In that CBA, the tax thresholds were set like this:

1996: no luxury tax
1997: $51MM
1998: $55MM, a 7.8% increase
1999: $58.9MM, a 7.1% increase
2000: no luxury tax
2001: if MLBPA exercises its option for ’01, no luxury tax
Mechanisms were also put in place that could allow the 1997-99 thresholds to be higher, depending on where the fifth and sixth-highest payrolls in the game landed.  Tax rates were set at 35% on the overage for ’97-98 and 34% for ’99.

While that CBA technically ended with two years sans luxury tax, it became part of all future agreements.  The agreement that began in 2003 saw the luxury tax rebranded as the “competitive balance tax.”  The MLBPA was able to achieve an initial major increase in the thresholds from where they left off in ’99:

2003: $117MM, a 98.6% increase from ’99
2004: $120.5MM, a 3% increase
2005: $128MM, a 6.2% increase
2006: $136.5MM, a 6.6% increase
For this CBA, a concept was introduced to penalize second, third, or fourth-time offenders with a higher tax rate.  The first-time offender rates were set at 17.5% in ’03 and 22.5% in 2004-05, yet was removed entirely for ’06.  30-40% tax rates were set for teams that exceeded the threshold multiple times during that CBA.

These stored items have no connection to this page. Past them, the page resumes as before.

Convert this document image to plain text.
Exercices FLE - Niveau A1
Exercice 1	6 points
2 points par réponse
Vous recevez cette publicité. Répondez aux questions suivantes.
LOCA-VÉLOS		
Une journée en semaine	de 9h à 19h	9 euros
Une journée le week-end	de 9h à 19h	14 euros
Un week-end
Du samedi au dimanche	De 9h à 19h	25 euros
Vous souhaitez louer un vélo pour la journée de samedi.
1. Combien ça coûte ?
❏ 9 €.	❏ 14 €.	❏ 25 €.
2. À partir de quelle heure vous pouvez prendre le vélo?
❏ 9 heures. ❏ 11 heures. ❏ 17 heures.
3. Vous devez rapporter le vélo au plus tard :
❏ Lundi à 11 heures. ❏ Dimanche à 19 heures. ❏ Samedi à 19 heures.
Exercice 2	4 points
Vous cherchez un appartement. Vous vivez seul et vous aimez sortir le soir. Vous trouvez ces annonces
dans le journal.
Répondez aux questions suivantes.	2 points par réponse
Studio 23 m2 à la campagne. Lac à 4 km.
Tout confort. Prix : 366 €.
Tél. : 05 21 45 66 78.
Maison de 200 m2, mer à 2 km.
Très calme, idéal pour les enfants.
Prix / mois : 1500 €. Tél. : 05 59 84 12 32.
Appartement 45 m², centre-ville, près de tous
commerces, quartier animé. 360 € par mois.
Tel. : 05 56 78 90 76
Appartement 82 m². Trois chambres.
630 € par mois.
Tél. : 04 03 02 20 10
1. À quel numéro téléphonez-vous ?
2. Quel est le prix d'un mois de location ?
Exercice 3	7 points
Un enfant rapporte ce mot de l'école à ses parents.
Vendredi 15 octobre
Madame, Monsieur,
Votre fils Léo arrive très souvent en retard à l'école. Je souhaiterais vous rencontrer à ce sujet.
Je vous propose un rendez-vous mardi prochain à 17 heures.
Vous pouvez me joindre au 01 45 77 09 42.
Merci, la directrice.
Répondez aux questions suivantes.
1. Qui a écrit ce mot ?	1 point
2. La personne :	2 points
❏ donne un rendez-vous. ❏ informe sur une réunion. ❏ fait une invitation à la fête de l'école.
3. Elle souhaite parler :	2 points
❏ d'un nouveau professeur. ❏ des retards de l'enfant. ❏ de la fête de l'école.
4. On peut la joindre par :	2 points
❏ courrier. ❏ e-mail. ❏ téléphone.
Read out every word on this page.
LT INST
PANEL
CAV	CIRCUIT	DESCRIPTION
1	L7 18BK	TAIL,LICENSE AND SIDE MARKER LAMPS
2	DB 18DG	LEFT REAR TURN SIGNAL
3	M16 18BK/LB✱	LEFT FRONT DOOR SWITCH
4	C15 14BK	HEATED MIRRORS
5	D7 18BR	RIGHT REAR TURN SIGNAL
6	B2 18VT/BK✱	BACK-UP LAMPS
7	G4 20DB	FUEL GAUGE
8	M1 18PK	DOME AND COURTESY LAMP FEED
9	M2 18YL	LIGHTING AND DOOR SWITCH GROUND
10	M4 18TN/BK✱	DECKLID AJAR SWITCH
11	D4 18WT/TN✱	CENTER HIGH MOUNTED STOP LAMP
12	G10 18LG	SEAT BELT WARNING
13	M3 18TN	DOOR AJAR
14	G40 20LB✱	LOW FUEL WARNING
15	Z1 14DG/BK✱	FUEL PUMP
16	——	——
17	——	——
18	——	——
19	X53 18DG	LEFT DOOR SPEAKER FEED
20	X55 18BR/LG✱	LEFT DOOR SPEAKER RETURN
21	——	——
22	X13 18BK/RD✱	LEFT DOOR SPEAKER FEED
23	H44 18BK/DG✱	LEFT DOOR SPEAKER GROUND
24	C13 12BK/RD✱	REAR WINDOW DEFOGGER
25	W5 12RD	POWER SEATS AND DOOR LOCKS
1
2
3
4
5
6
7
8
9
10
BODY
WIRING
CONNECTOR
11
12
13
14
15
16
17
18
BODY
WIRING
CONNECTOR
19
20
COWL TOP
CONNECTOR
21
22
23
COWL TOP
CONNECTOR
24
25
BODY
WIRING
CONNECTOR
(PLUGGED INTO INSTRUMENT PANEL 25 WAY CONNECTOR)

For the CBA beginning in 2007, the tax thresholds were set as follows:

2007: $148MM, an 8.4% increase
2008: $155MM, a 4.7% increase
2009: $162MM, a 4.5% increase
2010: $170MM, a 4.9% increase
2011: $178MM, a 4.7% increase
Here after an initial “new CBA” leap, we start to see the tax thresholds moving up more slowly.  The tax rates were set at 22.5%, 30%, and 40% and began penalizing teams for exceeding the thresholds in consecutive years, introducing the concept of teams “resetting” its rate by getting under the threshold for one season.

For the CBA beginning in 2012, these were the tax thresholds:

2012: $178MM, no increase
2013: $178MM, no increase
2014: $189MM, a 6.2% increase
2015: $189MM, no increase
2016: $189MM, no increase
Here, the players’ union made large concessions that had a compounding effect they’re still feeling today.  If the MLBPA had achieved simply a repeat of the increases from the previous CBA, the 2016 tax threshold would have sat at about $232MM.

The next agreement introduced the concept of luxury tax tiers, adding first and second surcharge thresholds after the base tax one.  For example, 2021 included thresholds at $210MM, $230MM, and $250MM.  This CBA also introduced penalties involving the draft.

2017: $195MM base tax threshold, a 3.2% increase
2018: $197MM, a 1.0% increase
2019: $206MM, a 4.6% increase
2020: $208MM, a 1.0% increase
2021: $210MM, a 1.0% increase
While better than the previous CBA, the MLBPA again agreed to tiny increases in the base tax threshold.  A simple 5% increase per year beginning in 2012 would have put the 2021 base tax threshold around $290MM, yet it sat only at $210MM.  Not coincidentally, only the Dodgers and Padres exceeded a $210MM payroll this year.  You can see the restraint this put on a club like the Yankees, which had a lower 2019 Opening Day payroll than it had in 2005.

In the current negotiations, MLB made an initial proposal that included lowering the base tax threshold to $180MM.  According to Gabe Lacques and Bob Nightengale of USA Today, “In final proposals exchanged Wednesday, players requested a $245 million luxury tax threshold, with no progressive penalties for offenders; owners are offering a $214 million threshold, rising to $220 million in the final year of a five-year agreement.”

With a request to jump to $245MM, the MLBPA is proposing a 16.7% jump over the ’21 threshold, which would only begin to make up the ground they lost due to the non-existent or miniscule increases from 2012 onward.  MLB, meanwhile, would like to increase the base tax threshold by 1.9% for 2022 and is proposing average annual increases of less than 1%.